Blog writing; why listicles are like testicles and why red fast cars and blogs just don’t cut it anymore.
I think I may have lost the plot. Or maybe I am in the process of rewriting this rather tired blog writing format. What am I talking about? Blog writing and content writing generally of course.
What’s my beef about blog writing, bearing in mind I earn a living by doing just that? Well, look at it this way, I am now in a position to speak knowledgeably about the subject. So today, feeling fired up and ready for an argument I am going to shoot from the hip.
Is your blog like a fast red car? Or is it a Ferrari? Does anyone really care about blog writing at all?
Once upon a time the internet was like the land beyond the seas.
We didn’t know how far it stretched or in fact whether we would fall off the edge if we sailed too far. Internet mariners would return with tall tails of Geeks and algorithms, html and robots. Marauding dwarves with black hats would weave their spells and pages of spammy gobbledygook would be all Google’s search engines would ever turn up. White walkers would eat your soul and the Knights watch were not even a figment of George RR Martin’s imagination.
Too soon this new world’s arteries were furred up with nasty deposits of gobbledygook. Content spinners who were paid a pittance ruled the waves.
Google knew their reputation as a search engine was taking a hit.
Hence the Penguin algorithm. This sent the black hats scurrying in fright back to their caves.
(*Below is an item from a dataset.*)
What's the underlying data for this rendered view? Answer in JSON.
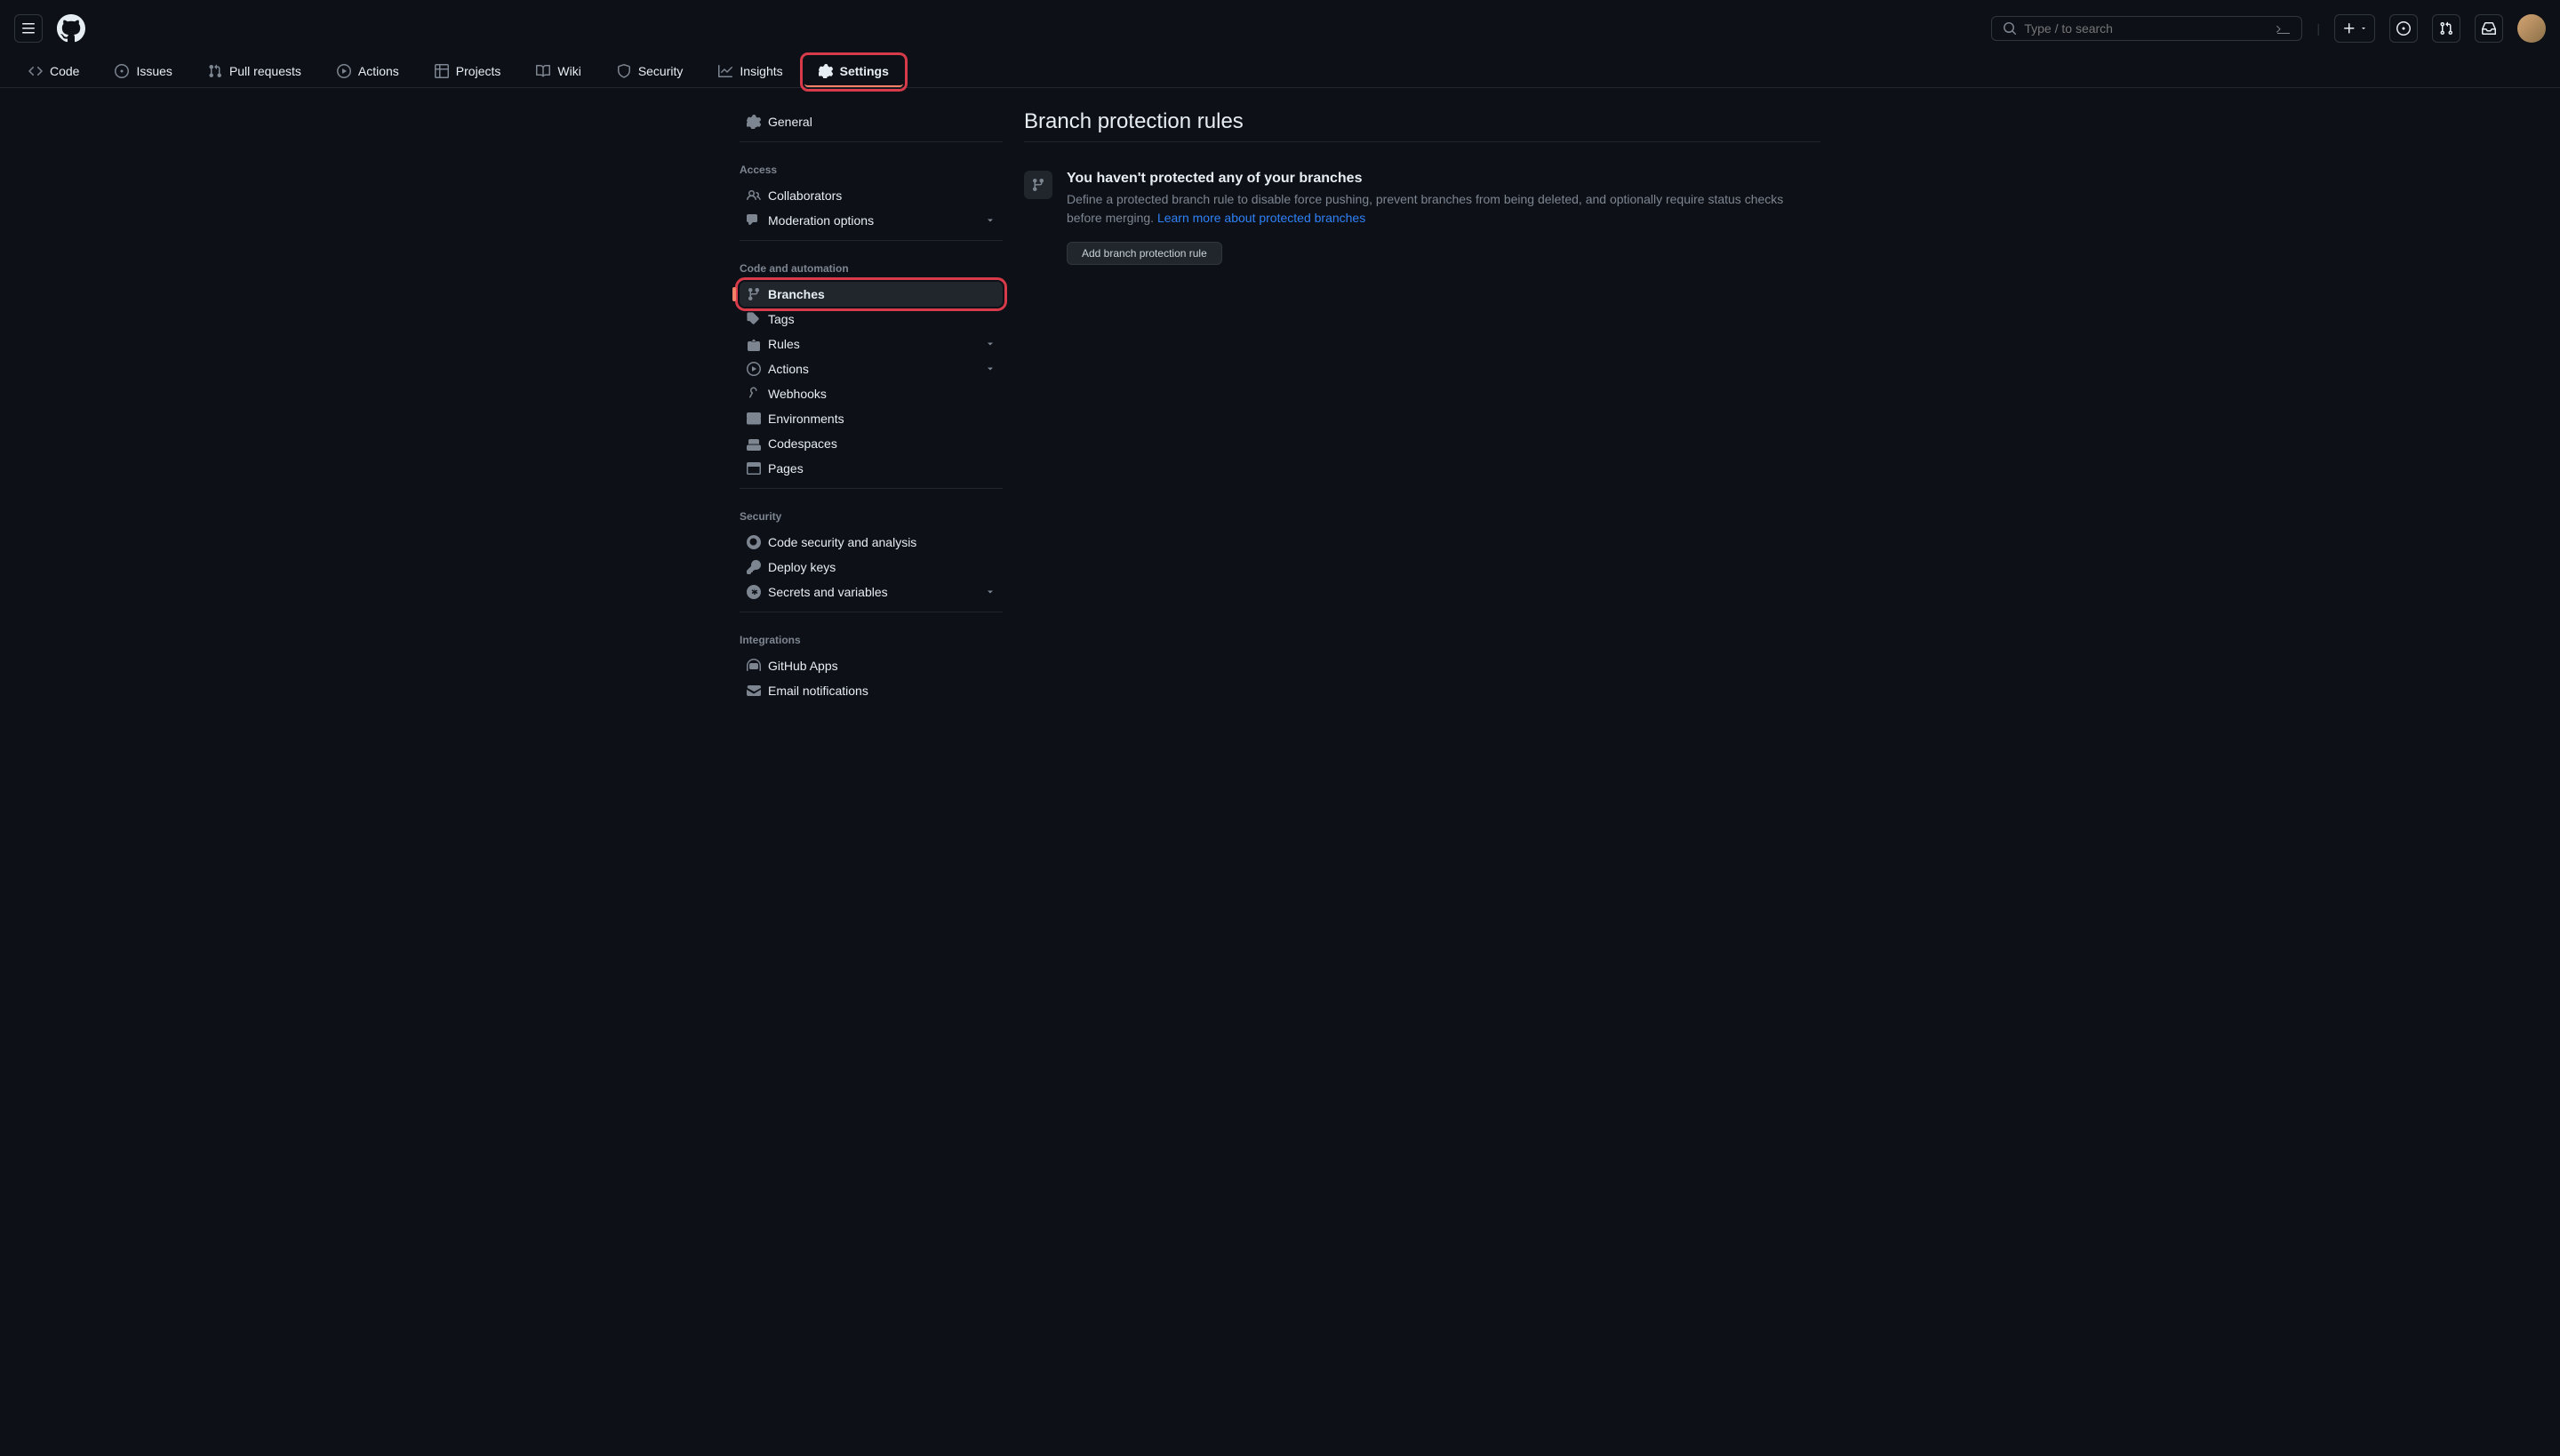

Content writing became a science. Creativity was still shunned and it was all H1, H2, meta tags and six keyword repetitions per 100 words. I worked for an SEO company and was spanked hard quite regularly for trying to stray outside the brave new world of content writing. It was communication, Jim, but not as we know it!
Having fun with language was out for blog writers and article scribes.
Puns, quotations, lively and frenetic dollops of prose were slapped down. ‘10 ways SEO can drive more traffic’ was the order of the day. In fact listicles (that sounds far too like testicles for my liking – same thing, after all they both produce excess gunk that no one could possibly ever use!) were the favoured format –still are!
Then people got savvy.
Yes we all need clarity. We realised the blog and excess content was something people got to way down the sales funnel so we went for brevity. In fact we still like our content in video format, preferably fewer than 90 seconds long if possible with ketchup and a dollop of mayo. We love sound bytes, takeaways and the equivalent of ‘chicken pings’ filled with mashed up unmentionables.
There did appear to be a place for long form content. People were prepared to download something that was worth taking time to read but 25 things you never knew about cupcakes? What do you think? I am not anti listicles, they have their place but used judiciously. Mind you if it’s informative and in short take aways we are all hooked. Why is the kebab so successful? Oh, that really IS another post!
So, where are we now with blog writing and content in general?
Well, everyone seems to think they need a blog. I have advised this on a number of occasions. But can I suggest ‘Blog’ on the menu bar is tantamount to saying: ‘this is boring, go away, don’t bother reading it!’
Why do I say this? Think about what your blog is doing for your product, brand or service.
What should it be called to reflect its role? If you don’t see where I am at think about cars. ‘red fast car’ doesn’t have quite the same cachet as ‘Ferrari’ does it? So name your blog something more exciting. Name it for your company. Give it a reason to live and give us a reason to read it.